EARLIER THIS MONTH we celebrated the fourth anniversary of the election of Cardinal Jorge Bergoglio as Pope Francis – he is shown here on the visit he made, not long after his election, to celebrate Mass on the island of Lampedusa with refugees encamped and those caring for them, praying for the souls of the many men, women and children who have been drowned near the island. Although his predecessors were marked also by their support for refugees throughout the world, Pope Francis’s message of solidarity with them and his call on Catholics, particularly in Europe, to support them in every way possible has been a defining characteristic of his ministry as pope.
The second of our parish Lent talks the week before last attempted to identify where we can discern the power of evil and the Evil One in the world and even in the Church of God. One of the examples is the way in which Pope Francis is often undermined in his ministry, by open and covert dissent from his teaching and by snide and disloyal remarks, particularly in the darker areas of the Catholic ‘blogosphere’. This has been focussed on almost everything he has done as pope – not wearing red shoes (and I am not joking), his teaching on the care of creation in his encyclical letter from 2015, Laudato Si’, his teaching about refugees to which I referred above, his response to the synods on the Family in the exhortation Amoris Laetitia which called for Bishops’ Conferences to be given more discretion in relation to the pastoral care of divorced Catholics who have remarried and his approach to the Order of Malta. The irony is that some of those who have attacked Francis claim to have been very loyal to his predecessor Pope Emeritus Benedict (who has made clear his own deep loyalty and affection for Pope Francis in recently published interviews).

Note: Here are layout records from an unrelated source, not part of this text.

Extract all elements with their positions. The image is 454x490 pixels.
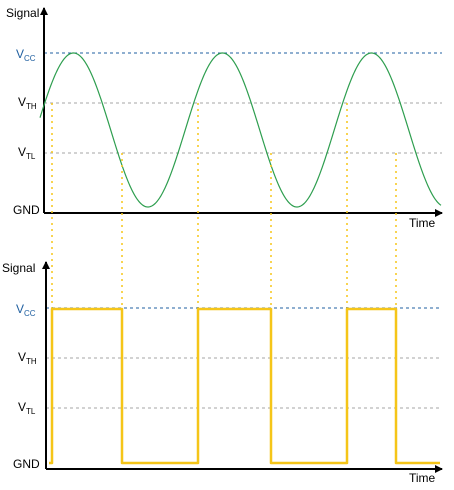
bottom-plot: Signal Time VCC VTH VTL GND xyxy=(2,261,443,485)
bottom-vth-label: VTH xyxy=(18,350,37,366)
bottom-x-axis-label: Time xyxy=(409,471,436,485)
top-vth-label: VTH xyxy=(18,95,37,111)
square-wave xyxy=(49,307,440,465)
bottom-y-axis-label: Signal xyxy=(2,261,35,275)
top-vtl-label: VTL xyxy=(18,145,36,161)
bottom-vcc-label: VCC xyxy=(16,302,36,318)
bottom-vtl-label: VTL xyxy=(18,400,36,416)
top-y-axis-label: Signal xyxy=(6,6,39,20)
top-x-axis-label: Time xyxy=(409,216,436,230)
sine-wave xyxy=(39,52,442,208)
projection-lines xyxy=(51,103,397,463)
top-gnd-label: GND xyxy=(13,203,40,217)
bottom-gnd-label: GND xyxy=(13,457,40,471)
top-plot: Signal Time VCC VTH VTL GND xyxy=(6,6,443,230)
top-vcc-label: VCC xyxy=(16,47,36,63)
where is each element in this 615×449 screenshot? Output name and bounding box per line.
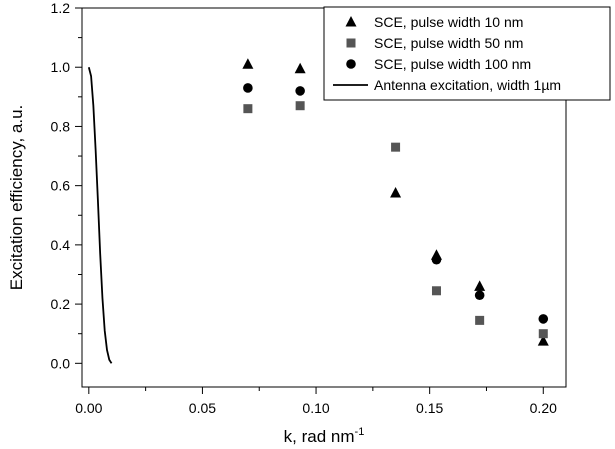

This disloyalty to the pope is, of course, not new in the history of the Church. There are plenty of examples merely in the last century: during the First World war Benedict XV was openly undermined by most of the bishops of Europe (including the Bishop of Southwark and the rest of the hierarchy) over his opposition to the war; we know that St John XXIII was aware of attempts to thwart him in his work for peace at the end of his life in 1963; and it is likely too that Benedict XVI was not properly supported towards the end of his pontificate in his efforts to reform the Curia.
Francis knows this but in Lent particularly we should remind ourselves of why it is so important for us to be loyal to the Holy Father, whoever he is. We talk of the Bishop of Rome as the Vicar of Christ – that means we think of him as the representative of Our Lord on earth. He is the successor of St Peter, to whom Jesus entrusted leadership of the Church: ‘You are Peter and on this rock I will build my Church, and the gates of hell shall not triumph over it’. So adherence to the pope’s teachings, and loyalty to him, are simply not negotiable for Catholics: this is what men like St Thomas More and St John Fisher gave their lives for under Henry VIII.
Last week in our Lent session we looked at examples of goodness in the world, and one of these is the effort to help children and young people listen to the Holy Father’s message. We did this very successfully in school last summer in a week of special events to mark Laudato Si’, to get children to think about how they can care more for the environment, so pray this Lent for the pope – that he will be given wisdom and strength.